The researchers did not find any synthetic polymers in gizzards, as they report in the journal Science of the Total Environment.
The future of emperor penguins remains uncertain despite positive findings. The rise in tourism and commercial fishing will lead to an increase of microplastic presence in the Southern Ocean.
“Plastic and microplastic pollution at the poles is a huge problem. And it is only going to get even more complex. The international community will have to come around and agree to a permanent solution on plastic pollution in the oceans,” M Ravichandran, secretary, Union Ministry of Earth Sciences told Down To Earth.
A study published October 9, 2019, in the journal Biological Conservation by an international team of researchers had suggested that the species’ status be changed to ‘vulnerable’ from ‘near threatened’ in the International Union for Conservation of Nature’s Red List.
The emperor penguin is a species that needs a special environment to breed and enhance its numbers.
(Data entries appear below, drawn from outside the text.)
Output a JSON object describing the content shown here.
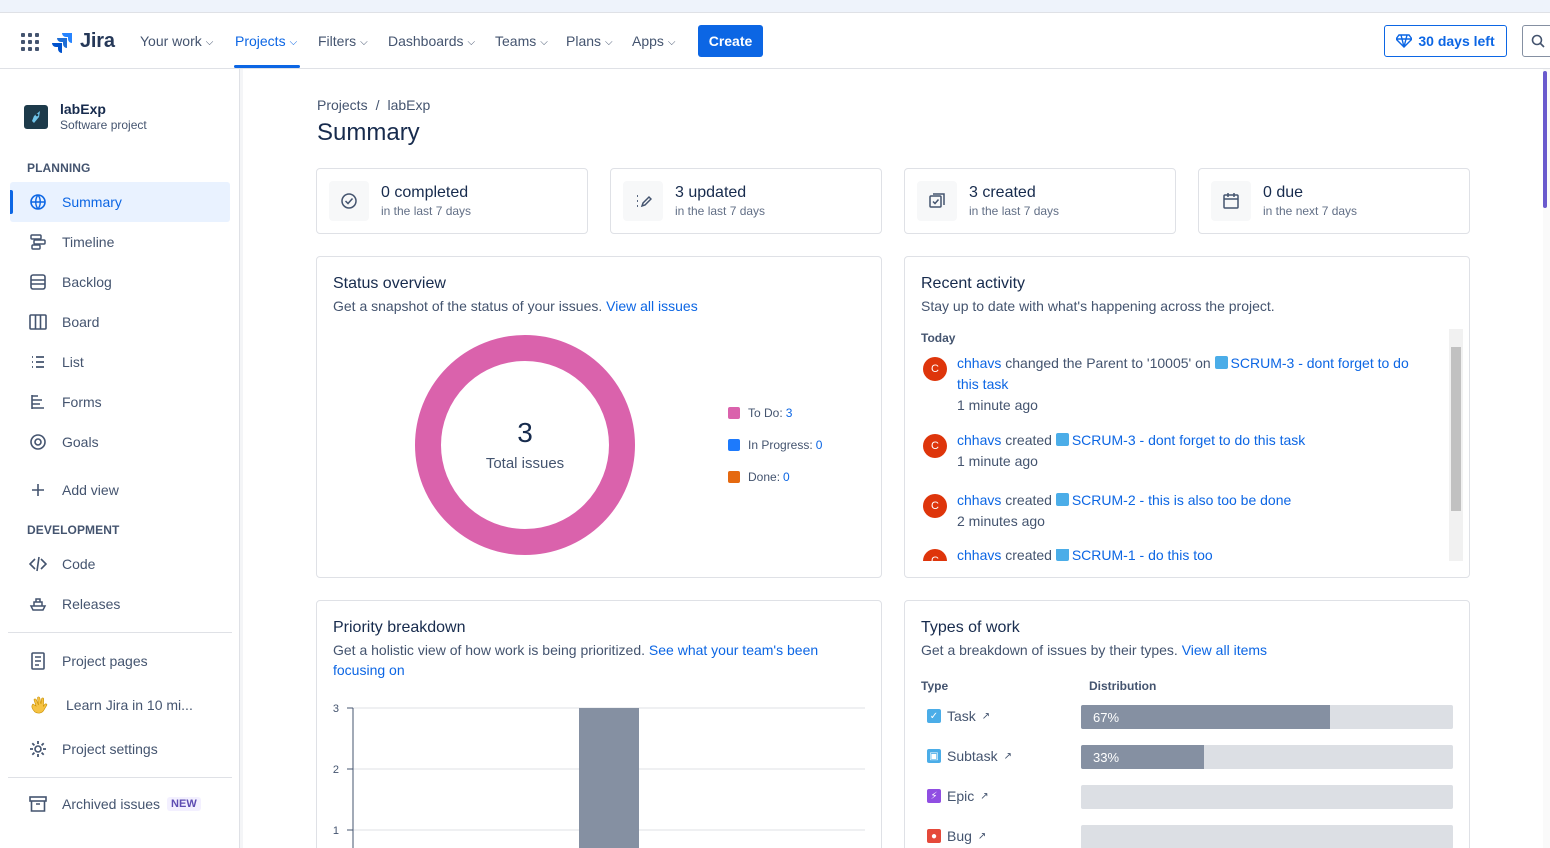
{
  "topnav": {
    "app_name": "Jira",
    "items": [
      {
        "label": "Your work"
      },
      {
        "label": "Projects"
      },
      {
        "label": "Filters"
      },
      {
        "label": "Dashboards"
      },
      {
        "label": "Teams"
      },
      {
        "label": "Plans"
      },
      {
        "label": "Apps"
      }
    ],
    "create_label": "Create",
    "trial_label": "30 days left"
  },
  "sidebar": {
    "project_name": "labExp",
    "project_type": "Software project",
    "planning_label": "PLANNING",
    "development_label": "DEVELOPMENT",
    "planning_items": [
      {
        "label": "Summary"
      },
      {
        "label": "Timeline"
      },
      {
        "label": "Backlog"
      },
      {
        "label": "Board"
      },
      {
        "label": "List"
      },
      {
        "label": "Forms"
      },
      {
        "label": "Goals"
      }
    ],
    "add_view_label": "Add view",
    "development_items": [
      {
        "label": "Code"
      },
      {
        "label": "Releases"
      }
    ],
    "bottom_items": [
      {
        "label": "Project pages"
      },
      {
        "label": "Learn Jira in 10 mi..."
      },
      {
        "label": "Project settings"
      }
    ],
    "archived_label": "Archived issues",
    "new_badge": "NEW"
  },
  "main": {
    "breadcrumb": [
      "Projects",
      "/",
      "labExp"
    ],
    "title": "Summary",
    "stats": [
      {
        "main": "0 completed",
        "sub": "in the last 7 days"
      },
      {
        "main": "3 updated",
        "sub": "in the last 7 days"
      },
      {
        "main": "3 created",
        "sub": "in the last 7 days"
      },
      {
        "main": "0 due",
        "sub": "in the next 7 days"
      }
    ]
  },
  "status_overview": {
    "title": "Status overview",
    "desc": "Get a snapshot of the status of your issues.",
    "link": "View all issues",
    "total": "3",
    "total_label": "Total issues",
    "legend": [
      {
        "label": "To Do:",
        "value": "3",
        "color": "#da62ac"
      },
      {
        "label": "In Progress:",
        "value": "0",
        "color": "#1d7afc"
      },
      {
        "label": "Done:",
        "value": "0",
        "color": "#e56910"
      }
    ]
  },
  "recent_activity": {
    "title": "Recent activity",
    "desc": "Stay up to date with what's happening across the project.",
    "day": "Today",
    "items": [
      {
        "avatar": "C",
        "user": "chhavs",
        "action": "changed the Parent to '10005' on",
        "issue": "SCRUM-3 - dont forget to do this task",
        "time": "1 minute ago"
      },
      {
        "avatar": "C",
        "user": "chhavs",
        "action": "created",
        "issue": "SCRUM-3 - dont forget to do this task",
        "time": "1 minute ago"
      },
      {
        "avatar": "C",
        "user": "chhavs",
        "action": "created",
        "issue": "SCRUM-2 - this is also too be done",
        "time": "2 minutes ago"
      },
      {
        "avatar": "C",
        "user": "chhavs",
        "action": "created",
        "issue": "SCRUM-1 - do this too",
        "time": ""
      }
    ]
  },
  "priority_breakdown": {
    "title": "Priority breakdown",
    "desc": "Get a holistic view of how work is being prioritized.",
    "link": "See what your team's been focusing on"
  },
  "chart_data": {
    "type": "bar",
    "values": [
      3
    ],
    "ylim": [
      0,
      3
    ],
    "yticks": [
      "3",
      "2",
      "1"
    ],
    "color": "#8590a2"
  },
  "types_of_work": {
    "title": "Types of work",
    "desc": "Get a breakdown of issues by their types.",
    "link": "View all items",
    "col_type": "Type",
    "col_dist": "Distribution",
    "rows": [
      {
        "name": "Task",
        "percent": 67,
        "label": "67%",
        "icon_color": "#4bade8",
        "icon": "check-icon"
      },
      {
        "name": "Subtask",
        "percent": 33,
        "label": "33%",
        "icon_color": "#4bade8",
        "icon": "subtask-icon"
      },
      {
        "name": "Epic",
        "percent": 0,
        "label": "",
        "icon_color": "#904ee2",
        "icon": "bolt-icon"
      },
      {
        "name": "Bug",
        "percent": 0,
        "label": "",
        "icon_color": "#e5493a",
        "icon": "dot-icon"
      }
    ]
  }
}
The birds need sea ice during the time that they incubate their eggs and while they raise their chicks.
They also need stable sea ice after they complete breeding during the time when they undertake their annual moult, a period during which they cannot enter the water as their feathers are no longer water-proof.
The Alfred-Wegener Institute plans to monitor the Atka Bay emperor penguin colony regularly to track the process of contamination over the long term.